Journalists Criticize Tucker Carlson Over Putin Interview

Washington — Former Fox News anchor Tucker Carlon’s announcement on Tuesday that he interviewed Russian President Vladimir Putin has been met with disapproval from an array of journalists, some of whom say the Kremlin may use the interview for propaganda purposes.

In a video posted on the social media platform X, Carlson said he wanted to interview the longtime Russian leader because “Americans have a right to know all they can about a war they are implicated in.”

In mid-March, Russia is set to hold presidential elections, which Putin is all but guaranteed to win. Putin likely agreed to the interview with Carlson because he thinks it will help his campaign, according to Mikhail Rubin, deputy editor-in-chief of the Russian investigative outlet Proekt Media.

Carlson “needs to understand that he’s a part of the presidential election campaign, and he’s going to help [Putin], unfortunately,” Rubin told VOA.

Rubin added that Carlson’s interview is likely to be used to paint Moscow in a positive light.

“The most important is to show that Putin is open and that American journalists can work inside Russia because Russia is an open and free country,” Rubin said.

But that narrative is plainly false, said Rubin, who fled the country in 2021 for safety reasons.

“If I go to Russia, as far as I understand, I will be arrested the next day,” said Rubin, who is now based in Washington. “I’m not sure that I will ever see my father again.”

Other Russian journalists shared similar critiques on social media.

“I am like hundreds of Russian journalists who have had to go into exile to keep reporting about the Kremlin’s war against Ukraine.
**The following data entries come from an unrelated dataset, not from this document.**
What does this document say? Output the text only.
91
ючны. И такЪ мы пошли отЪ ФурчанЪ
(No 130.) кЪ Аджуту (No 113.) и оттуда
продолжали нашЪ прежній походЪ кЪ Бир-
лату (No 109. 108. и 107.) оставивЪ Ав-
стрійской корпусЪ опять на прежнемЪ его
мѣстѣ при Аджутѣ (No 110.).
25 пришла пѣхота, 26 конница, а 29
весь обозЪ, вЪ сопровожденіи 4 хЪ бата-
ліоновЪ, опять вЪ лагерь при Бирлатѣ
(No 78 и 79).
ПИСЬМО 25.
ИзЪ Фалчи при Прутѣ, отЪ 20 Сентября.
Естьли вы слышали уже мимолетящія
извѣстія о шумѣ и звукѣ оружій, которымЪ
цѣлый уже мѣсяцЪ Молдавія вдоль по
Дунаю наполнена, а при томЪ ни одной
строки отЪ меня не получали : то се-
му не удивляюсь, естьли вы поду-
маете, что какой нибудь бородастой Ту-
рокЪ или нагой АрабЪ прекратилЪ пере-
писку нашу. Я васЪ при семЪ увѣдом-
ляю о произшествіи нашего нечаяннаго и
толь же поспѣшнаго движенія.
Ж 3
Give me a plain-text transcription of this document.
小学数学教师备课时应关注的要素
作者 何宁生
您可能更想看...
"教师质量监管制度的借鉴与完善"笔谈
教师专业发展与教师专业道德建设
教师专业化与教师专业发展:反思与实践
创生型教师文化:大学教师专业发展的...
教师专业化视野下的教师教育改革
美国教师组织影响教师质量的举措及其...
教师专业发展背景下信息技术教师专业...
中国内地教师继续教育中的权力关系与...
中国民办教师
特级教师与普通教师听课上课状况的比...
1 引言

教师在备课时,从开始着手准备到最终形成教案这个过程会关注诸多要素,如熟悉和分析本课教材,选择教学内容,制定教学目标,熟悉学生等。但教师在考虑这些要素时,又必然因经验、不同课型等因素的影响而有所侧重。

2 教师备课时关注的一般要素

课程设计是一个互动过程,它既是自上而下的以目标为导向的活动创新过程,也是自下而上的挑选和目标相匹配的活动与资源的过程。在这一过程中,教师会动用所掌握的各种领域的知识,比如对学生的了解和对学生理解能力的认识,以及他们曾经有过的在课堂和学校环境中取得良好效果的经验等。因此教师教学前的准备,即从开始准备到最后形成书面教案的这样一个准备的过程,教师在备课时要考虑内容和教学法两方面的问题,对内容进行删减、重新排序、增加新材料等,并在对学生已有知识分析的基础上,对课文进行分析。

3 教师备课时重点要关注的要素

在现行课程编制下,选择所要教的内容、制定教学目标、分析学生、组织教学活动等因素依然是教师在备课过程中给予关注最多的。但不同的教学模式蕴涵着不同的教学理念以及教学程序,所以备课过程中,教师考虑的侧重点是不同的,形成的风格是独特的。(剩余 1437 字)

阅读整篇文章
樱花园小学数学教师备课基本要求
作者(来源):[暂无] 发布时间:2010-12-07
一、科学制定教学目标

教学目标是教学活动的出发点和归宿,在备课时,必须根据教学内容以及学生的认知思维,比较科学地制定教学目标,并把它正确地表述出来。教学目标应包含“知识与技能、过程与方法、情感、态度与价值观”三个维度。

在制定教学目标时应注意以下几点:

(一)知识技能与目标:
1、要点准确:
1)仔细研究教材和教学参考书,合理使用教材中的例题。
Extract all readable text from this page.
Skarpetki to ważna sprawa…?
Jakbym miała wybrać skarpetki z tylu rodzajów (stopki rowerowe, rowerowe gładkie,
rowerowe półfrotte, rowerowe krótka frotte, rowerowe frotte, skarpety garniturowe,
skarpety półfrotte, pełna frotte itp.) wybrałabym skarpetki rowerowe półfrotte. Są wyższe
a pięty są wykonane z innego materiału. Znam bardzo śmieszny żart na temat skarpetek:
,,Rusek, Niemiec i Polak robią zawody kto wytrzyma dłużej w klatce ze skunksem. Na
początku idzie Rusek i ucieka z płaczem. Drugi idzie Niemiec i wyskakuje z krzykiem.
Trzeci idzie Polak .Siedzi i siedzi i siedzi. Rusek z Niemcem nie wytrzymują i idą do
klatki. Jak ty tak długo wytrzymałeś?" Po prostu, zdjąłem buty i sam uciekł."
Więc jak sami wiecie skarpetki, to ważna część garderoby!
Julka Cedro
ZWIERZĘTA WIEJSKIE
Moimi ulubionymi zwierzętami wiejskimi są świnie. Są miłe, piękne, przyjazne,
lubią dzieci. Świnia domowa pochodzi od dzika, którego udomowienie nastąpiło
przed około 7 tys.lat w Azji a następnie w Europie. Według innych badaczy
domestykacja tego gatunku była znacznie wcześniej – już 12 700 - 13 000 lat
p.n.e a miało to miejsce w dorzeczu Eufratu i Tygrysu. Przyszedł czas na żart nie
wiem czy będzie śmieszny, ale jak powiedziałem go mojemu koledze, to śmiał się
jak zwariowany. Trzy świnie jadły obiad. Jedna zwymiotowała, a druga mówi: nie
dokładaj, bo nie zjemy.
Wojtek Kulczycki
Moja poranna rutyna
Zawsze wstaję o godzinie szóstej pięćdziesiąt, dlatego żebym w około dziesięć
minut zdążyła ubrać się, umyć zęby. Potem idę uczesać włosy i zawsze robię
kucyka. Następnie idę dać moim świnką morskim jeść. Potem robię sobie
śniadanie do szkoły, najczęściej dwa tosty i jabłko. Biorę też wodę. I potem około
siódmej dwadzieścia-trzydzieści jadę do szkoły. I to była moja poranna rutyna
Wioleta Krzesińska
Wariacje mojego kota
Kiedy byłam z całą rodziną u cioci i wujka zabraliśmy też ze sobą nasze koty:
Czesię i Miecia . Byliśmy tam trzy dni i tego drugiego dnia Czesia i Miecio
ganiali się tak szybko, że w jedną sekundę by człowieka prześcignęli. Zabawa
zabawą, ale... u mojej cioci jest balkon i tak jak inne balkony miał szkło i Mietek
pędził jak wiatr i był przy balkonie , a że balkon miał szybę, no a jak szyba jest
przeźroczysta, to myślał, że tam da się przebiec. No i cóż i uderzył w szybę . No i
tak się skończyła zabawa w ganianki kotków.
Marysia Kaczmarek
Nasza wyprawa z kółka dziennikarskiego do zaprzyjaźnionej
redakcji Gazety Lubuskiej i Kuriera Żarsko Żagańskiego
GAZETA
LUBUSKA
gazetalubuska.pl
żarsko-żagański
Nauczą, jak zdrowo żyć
The alternative was to go to jail,” said Russian journalist Yevgenia Albats on X. Meanwhile, Carlson was “shooting from the $1,000 Ritz suite in Moscow,” she said.

Carlson also drew criticism for appearing to ignore the poor state of press freedom in Russia, which has led to the arrests of scores of reporters inside the country and forced many others into exile.

“Quite something to complain about how not enough American journalists are reporting on the Russian side of Putin’s invasion of Ukraine when two of them — Evan Gershkovich and Alsu Kurmasheva — are in jail right now for doing just that,” Max Seddon, Moscow bureau chief for the Financial Times, said in a post on X.  

The Wall Street Journal’s Gershkovich was arrested in March 2023 on espionage charges that he, his employer and the U.S. government vehemently deny.

Kurmasheva, an editor at VOA’s sister outlet Radio Free Europe/Radio Liberty, was jailed in October 2023 and is facing charges for failing to register as a “foreign agent” and spreading false information about the Russian military. She and her employer reject the charges.

Besides Kurmasheva and Gershkovich, at least 20 other journalists were jailed in Russia as of the end of 2023, according to data from the Committee to Protect Journalists.

Kremlin spokesperson Dmitry Peskov said the interview was recorded on Tuesday.

The interview will likely be published Thursday, according to the Wall Street Journal. Carlson said it will be uploaded live and unedited to X, where he launched a show after he was abruptly fired from the conservative channel Fox News last year.

 

The right-wing television personality hosted a prime-time show on Fox News from 2016 until his firing in 2023. Carlson’s departure came shortly after Fox News agreed to pay over $787 million to Dominion Voting Systems to settle a defamation lawsuit over false election claims, many of which Carlson himself propagated.

The Tucker Carlson Network did not immediately reply to VOA’s email requesting comment.

After accusing U.S. media of “fawning pep session” interviews with Ukrainian President Volodymyr Zelenskyy, Carlson went on to claim that “not a single Western journalist has bothered to interview the president of the other country in this conflict, Vladimir Putin.”

Journalists took to social media to criticize that claim, as well.

“Does Tucker really think we journalists haven’t been trying to interview President Putin every day since his full-scale invasion of Ukraine?” CNN’s Christiane Amanpour said in a post on X. “It’s absurd — we’ll continue to ask for an interview, just as we have for years now.”

Even the Kremlin fact-checked that claim from Carlson.

“No, Mr. Carlson is wrong. In fact, he cannot know this,” Peskov, the spokesperson, said, adding that the Kremlin receives many requests for interviews with Putin.